Whether an impoverished winner will be able to afford the tax and running costs of such a machine remains to be seen, but the value of the prize is an attempt to encourage citizens to help stamp out black-market fakalaki or ‘little envelope’. The black economy makes up as much as 23.6 percent of the Greek economy, according to some estimates.
The luxury cars are gathering dust in the warehouses of Greece’s Organization of Public Materials Management (ODDY) and will be quite literally liberated by the ministries of finance and administrative reform. Head of the latter ministry, Kyriakos Mitsotakis said: “It is better to give the cars to the citizens rather than let them rust at ODDY.”

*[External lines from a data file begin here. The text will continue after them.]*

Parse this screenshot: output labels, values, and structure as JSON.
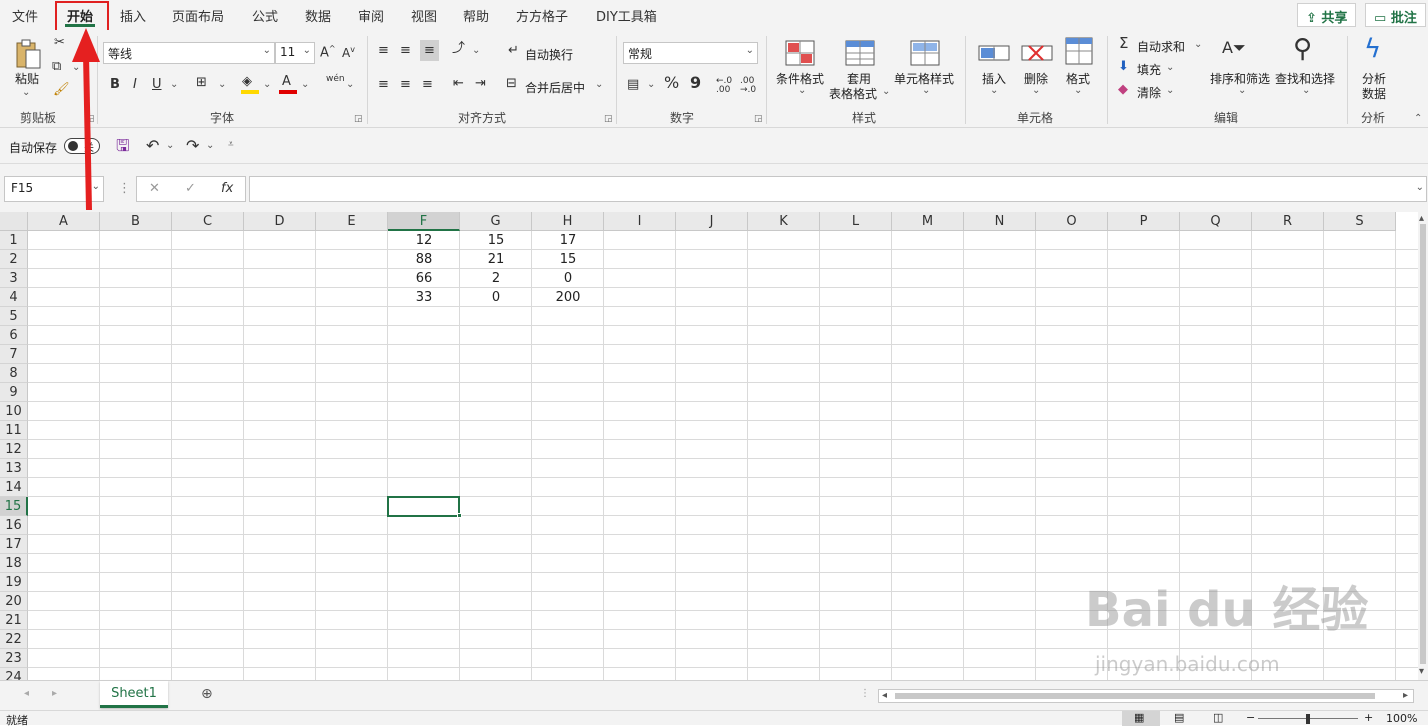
{
  "tabs": [
    "文件",
    "开始",
    "插入",
    "页面布局",
    "公式",
    "数据",
    "审阅",
    "视图",
    "帮助",
    "方方格子",
    "DIY工具箱"
  ],
  "top_buttons": {
    "share": "共享",
    "comment": "批注"
  },
  "ribbon": {
    "clipboard": {
      "paste": "粘贴",
      "group": "剪贴板"
    },
    "font": {
      "name": "等线",
      "size": "11",
      "group": "字体",
      "bold": "B",
      "italic": "I",
      "underline": "U",
      "grow": "A",
      "shrink": "A",
      "phonetic": "wén",
      "color_a": "A"
    },
    "alignment": {
      "wrap": "自动换行",
      "merge": "合并后居中",
      "group": "对齐方式"
    },
    "number": {
      "format": "常规",
      "percent": "%",
      "comma": "9",
      "group": "数字"
    },
    "styles": {
      "conditional": "条件格式",
      "table_format_1": "套用",
      "table_format_2": "表格格式",
      "cell_styles": "单元格样式",
      "group": "样式"
    },
    "cells": {
      "insert": "插入",
      "delete": "删除",
      "format": "格式",
      "group": "单元格"
    },
    "editing": {
      "autosum": "自动求和",
      "fill": "填充",
      "clear": "清除",
      "sort": "排序和筛选",
      "find": "查找和选择",
      "group": "编辑"
    },
    "analysis": {
      "analyze_1": "分析",
      "analyze_2": "数据",
      "group": "分析"
    }
  },
  "qat": {
    "autosave": "自动保存",
    "toggle_state": "关"
  },
  "formula_bar": {
    "name_box": "F15",
    "content": ""
  },
  "columns": [
    "A",
    "B",
    "C",
    "D",
    "E",
    "F",
    "G",
    "H",
    "I",
    "J",
    "K",
    "L",
    "M",
    "N",
    "O",
    "P",
    "Q",
    "R",
    "S"
  ],
  "rows": [
    "1",
    "2",
    "3",
    "4",
    "5",
    "6",
    "7",
    "8",
    "9",
    "10",
    "11",
    "12",
    "13",
    "14",
    "15",
    "16",
    "17",
    "18",
    "19",
    "20",
    "21",
    "22",
    "23",
    "24"
  ],
  "cells": [
    {
      "col": "F",
      "row": 1,
      "v": "12"
    },
    {
      "col": "G",
      "row": 1,
      "v": "15"
    },
    {
      "col": "H",
      "row": 1,
      "v": "17"
    },
    {
      "col": "F",
      "row": 2,
      "v": "88"
    },
    {
      "col": "G",
      "row": 2,
      "v": "21"
    },
    {
      "col": "H",
      "row": 2,
      "v": "15"
    },
    {
      "col": "F",
      "row": 3,
      "v": "66"
    },
    {
      "col": "G",
      "row": 3,
      "v": "2"
    },
    {
      "col": "H",
      "row": 3,
      "v": "0"
    },
    {
      "col": "F",
      "row": 4,
      "v": "33"
    },
    {
      "col": "G",
      "row": 4,
      "v": "0"
    },
    {
      "col": "H",
      "row": 4,
      "v": "200"
    }
  ],
  "selected": {
    "col": "F",
    "row": 15
  },
  "sheet_tab": "Sheet1",
  "status": {
    "ready": "就绪",
    "zoom": "100%"
  },
  "watermark": {
    "main": "Bai du 经验",
    "sub": "jingyan.baidu.com"
  },
  "colors": {
    "accent": "#217346",
    "highlight": "#e02020"
  }
}
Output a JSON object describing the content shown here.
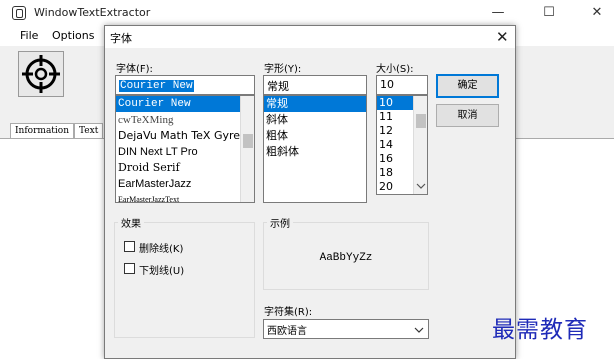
{
  "app": {
    "title": "WindowTextExtractor",
    "menu": [
      "File",
      "Options"
    ],
    "tabs": [
      "Information",
      "Text"
    ],
    "controls": {
      "minimize": "—",
      "maximize": "☐",
      "close": "✕"
    }
  },
  "dialog": {
    "title": "字体",
    "close": "✕",
    "font_label": "字体(F):",
    "font_value": "Courier New",
    "font_list": [
      "Courier New",
      "cwTeXMing",
      "DejaVu Math TeX Gyre",
      "DIN Next LT Pro",
      "Droid Serif",
      "EarMasterJazz",
      "EarMasterJazzText"
    ],
    "font_selected": "Courier New",
    "style_label": "字形(Y):",
    "style_value": "常规",
    "style_list": [
      "常规",
      "斜体",
      "粗体",
      "粗斜体"
    ],
    "style_selected": "常规",
    "size_label": "大小(S):",
    "size_value": "10",
    "size_list": [
      "10",
      "11",
      "12",
      "14",
      "16",
      "18",
      "20"
    ],
    "size_selected": "10",
    "ok_label": "确定",
    "cancel_label": "取消",
    "effects_label": "效果",
    "strikeout_label": "删除线(K)",
    "underline_label": "下划线(U)",
    "sample_label": "示例",
    "sample_text": "AaBbYyZz",
    "charset_label": "字符集(R):",
    "charset_value": "西欧语言"
  },
  "watermark": "最需教育",
  "icons": {
    "target": "crosshair-icon",
    "dropdown": "chevron-down-icon"
  }
}
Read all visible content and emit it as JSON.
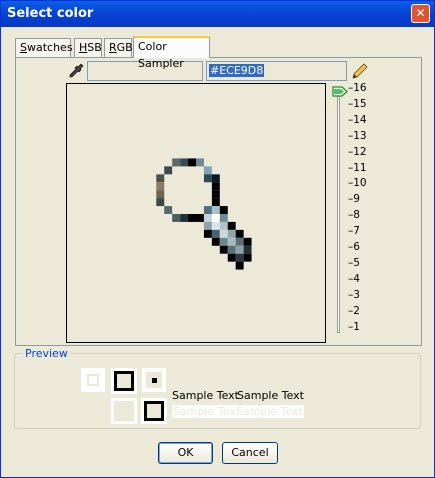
{
  "window": {
    "title": "Select color",
    "close_glyph": "✕"
  },
  "tabs": [
    {
      "label": "Swatches",
      "mnemonic": "S",
      "rest": "watches",
      "active": false
    },
    {
      "label": "HSB",
      "mnemonic": "H",
      "rest": "SB",
      "active": false
    },
    {
      "label": "RGB",
      "mnemonic": "R",
      "rest": "GB",
      "active": false
    },
    {
      "label": "Color Sampler",
      "active": true
    }
  ],
  "sampler": {
    "hex_value": "#ECE9D8",
    "eyedropper_icon": "eyedropper-icon",
    "pencil_icon": "pencil-icon",
    "zoom_ticks": [
      "16",
      "15",
      "14",
      "13",
      "12",
      "11",
      "10",
      "9",
      "8",
      "7",
      "6",
      "5",
      "4",
      "3",
      "2",
      "1"
    ],
    "zoom_value": 16
  },
  "preview": {
    "legend": "Preview",
    "sample_text_1": "Sample Text",
    "sample_text_2": "Sample Text",
    "sample_text_3": "Sample Text",
    "sample_text_4": "Sample Text"
  },
  "buttons": {
    "ok": "OK",
    "cancel": "Cancel"
  },
  "colors": {
    "title_bar": "#0845d6",
    "dialog_bg": "#ece9d8",
    "selection": "#316ac5",
    "legend": "#0046d5"
  }
}
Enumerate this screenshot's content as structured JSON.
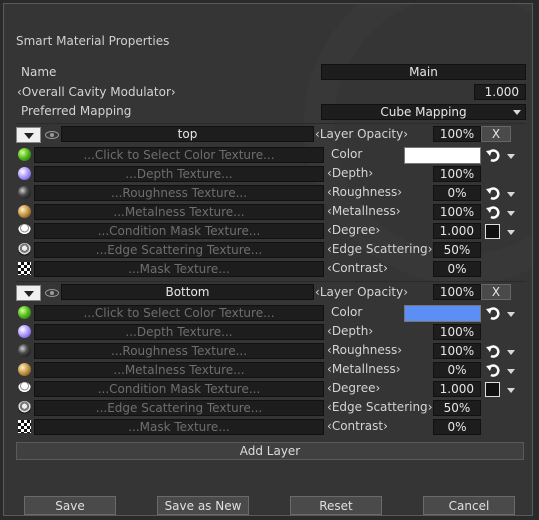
{
  "window": {
    "title": "Smart Material Properties"
  },
  "general": {
    "name_label": "Name",
    "name_value": "Main",
    "cavity_label": "Overall Cavity Modulator",
    "cavity_value": "1.000",
    "mapping_label": "Preferred Mapping",
    "mapping_value": "Cube Mapping"
  },
  "colors": {
    "layer1_color": "#ffffff",
    "layer2_color": "#5b8ff5"
  },
  "layers": [
    {
      "name": "top",
      "opacity_label": "Layer Opacity",
      "opacity_value": "100%",
      "remove_label": "X",
      "textures": {
        "color": "...Click to Select Color Texture...",
        "depth": "...Depth Texture...",
        "roughness": "...Roughness Texture...",
        "metalness": "...Metalness Texture...",
        "condition": "...Condition Mask Texture...",
        "edge": "...Edge Scattering Texture...",
        "mask": "...Mask Texture..."
      },
      "props": {
        "color_label": "Color",
        "depth_label": "Depth",
        "depth_value": "100%",
        "roughness_label": "Roughness",
        "roughness_value": "0%",
        "metalness_label": "Metallness",
        "metalness_value": "100%",
        "degree_label": "Degree",
        "degree_value": "1.000",
        "edge_label": "Edge Scattering",
        "edge_value": "50%",
        "contrast_label": "Contrast",
        "contrast_value": "0%"
      }
    },
    {
      "name": "Bottom",
      "opacity_label": "Layer Opacity",
      "opacity_value": "100%",
      "remove_label": "X",
      "textures": {
        "color": "...Click to Select Color Texture...",
        "depth": "...Depth Texture...",
        "roughness": "...Roughness Texture...",
        "metalness": "...Metalness Texture...",
        "condition": "...Condition Mask Texture...",
        "edge": "...Edge Scattering Texture...",
        "mask": "...Mask Texture..."
      },
      "props": {
        "color_label": "Color",
        "depth_label": "Depth",
        "depth_value": "100%",
        "roughness_label": "Roughness",
        "roughness_value": "100%",
        "metalness_label": "Metallness",
        "metalness_value": "0%",
        "degree_label": "Degree",
        "degree_value": "1.000",
        "edge_label": "Edge Scattering",
        "edge_value": "50%",
        "contrast_label": "Contrast",
        "contrast_value": "0%"
      }
    }
  ],
  "actions": {
    "add_layer": "Add Layer",
    "save": "Save",
    "save_as_new": "Save as New",
    "reset": "Reset",
    "cancel": "Cancel"
  },
  "icons": [
    "menu-icon",
    "eye-icon",
    "undo-icon",
    "color-ball-icon",
    "depth-ball-icon",
    "roughness-ball-icon",
    "metalness-ball-icon",
    "condition-mask-icon",
    "edge-scattering-icon",
    "checker-mask-icon"
  ]
}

Greece is not the first country to dangle the yield of the taxman’s stick as a carrot to offset the state’s failure to wield it. Slovakia, Taiwan and Puerto Rico already offer vehicles as incentives to trade legally and avoid the black economy, and most recently Portugal also followed suit, raffling off two Audis on Thursday.
“It’s a smart move because it offers rewards to those who follow the law instead of punishing those who break it,” said Friedrich Schneider, a professor at the Johannes Kepler University in Linz, Austria, who specializes in shadow economies. “This type of incentive will work well in countries that are poor and where winning a car is a big deal,” he told financial newswire Bloomberg.
Critics, however, say such a move turns citizens into tax collectors, and is a thinly veiled attempt to monitor individuals more closely.
Satirists, meanwhile, are thriving on the news. One Portuguese cartoon depicts people queuing outside a soup kitchen, whose loudspeaker is asking for the owners of all the Audis to kindly move their vehicles out of the way.